Das Leben in Deutschland bedeutet Sicherheit und Freiheit für mich und meine Familie. Und dafür bin ich dankbar. Nach der Sicherheit kommen aber die Bewältigung des Alltags und die anfangs unlösbar erscheinenden Probleme: Sprache, Wohnung, Arbeit. Unbeholfenheit beim Behördengang. Ohne berufliche Beziehungen gibt es kaum eine Chance, die Sprache richtig zu lernen, ohne ausreichende Sprachkenntnisse keine Arbeit, ohne Arbeit ist es fast unmöglich, eine Wohnung zu finden.

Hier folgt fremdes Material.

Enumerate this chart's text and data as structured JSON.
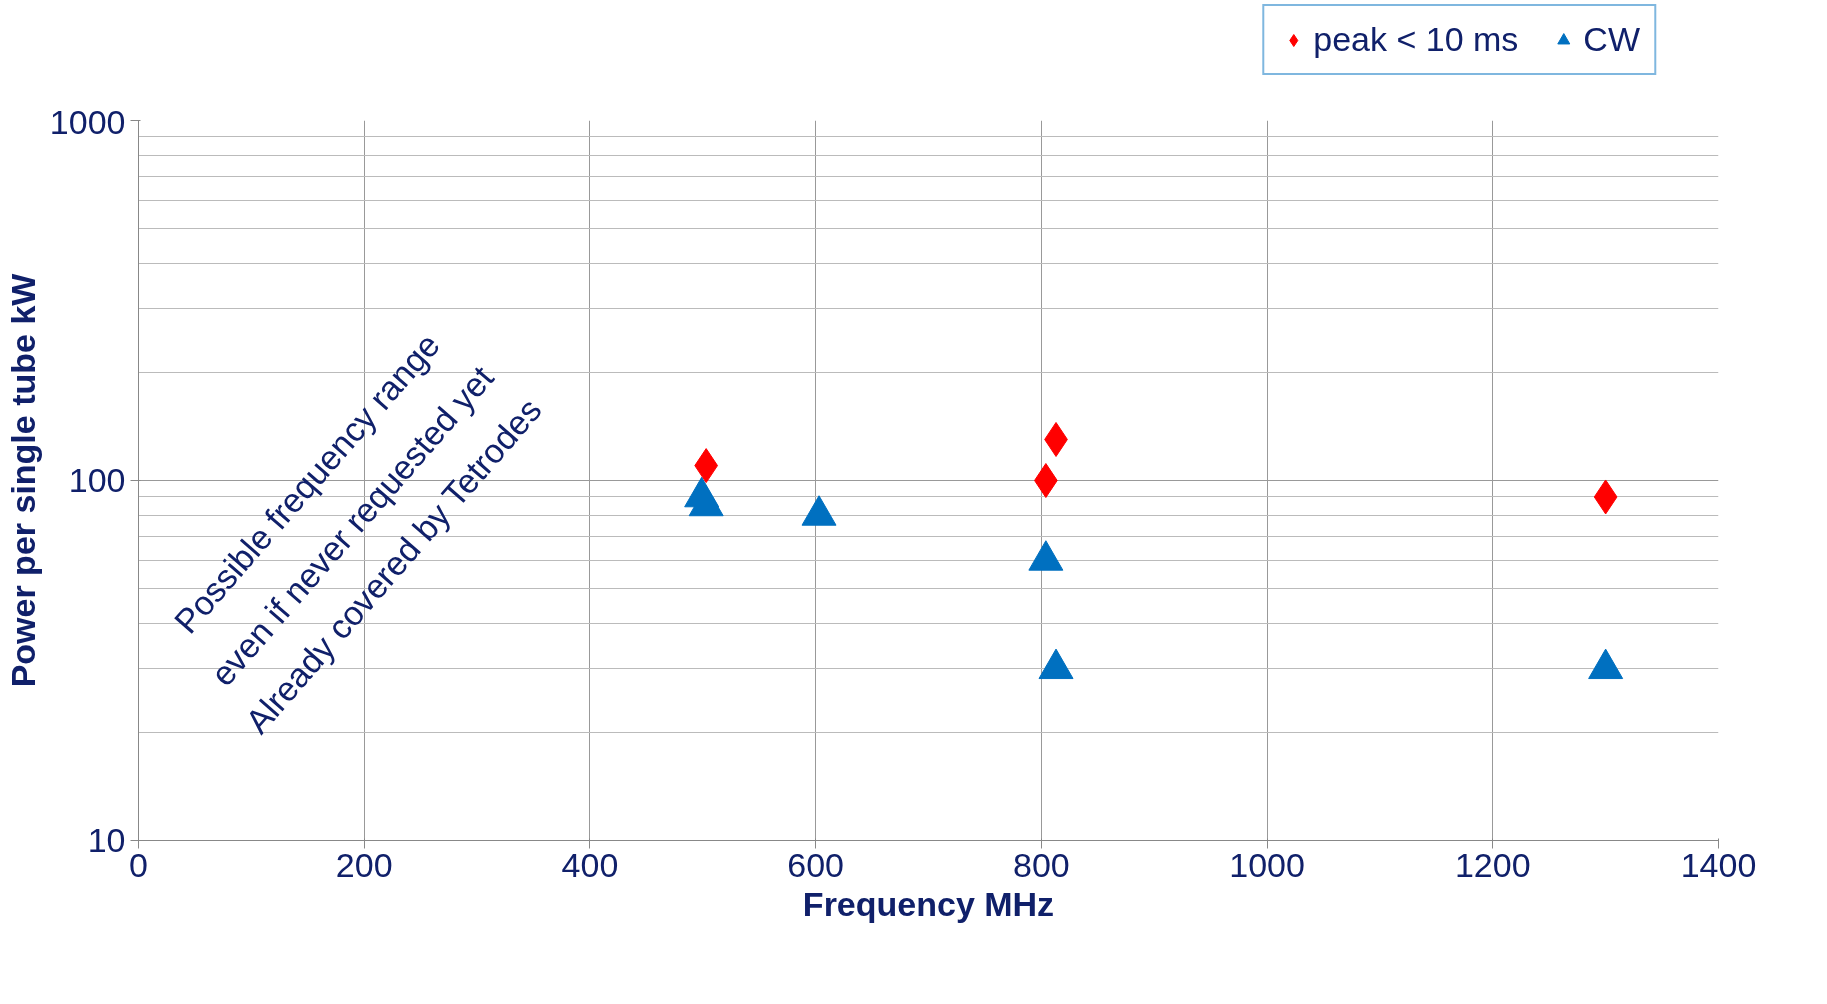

So mischt sich manchmal Verzweiflung mit Hoffnung, Hoffnung darauf, weiter als Journalist arbeiten und meine Kenntnisse über den Iran vermitteln zu können, Hoffnung auf ein normales Leben in Deutschland. Hoffnung, die von einem Lächeln, von Hilfsbereitschaft und verständnisvollem Verhalten vieler Deutscher, von kleinen beruflichen Erfolgen und Fortschritten beim Deutschlernen geweckt werden. In solchen Momenten denke ich oft an das Gedicht von Georg Britting und sehe die Schwierigkeiten als unvermeidbar – als „ein wenig Bitteres“.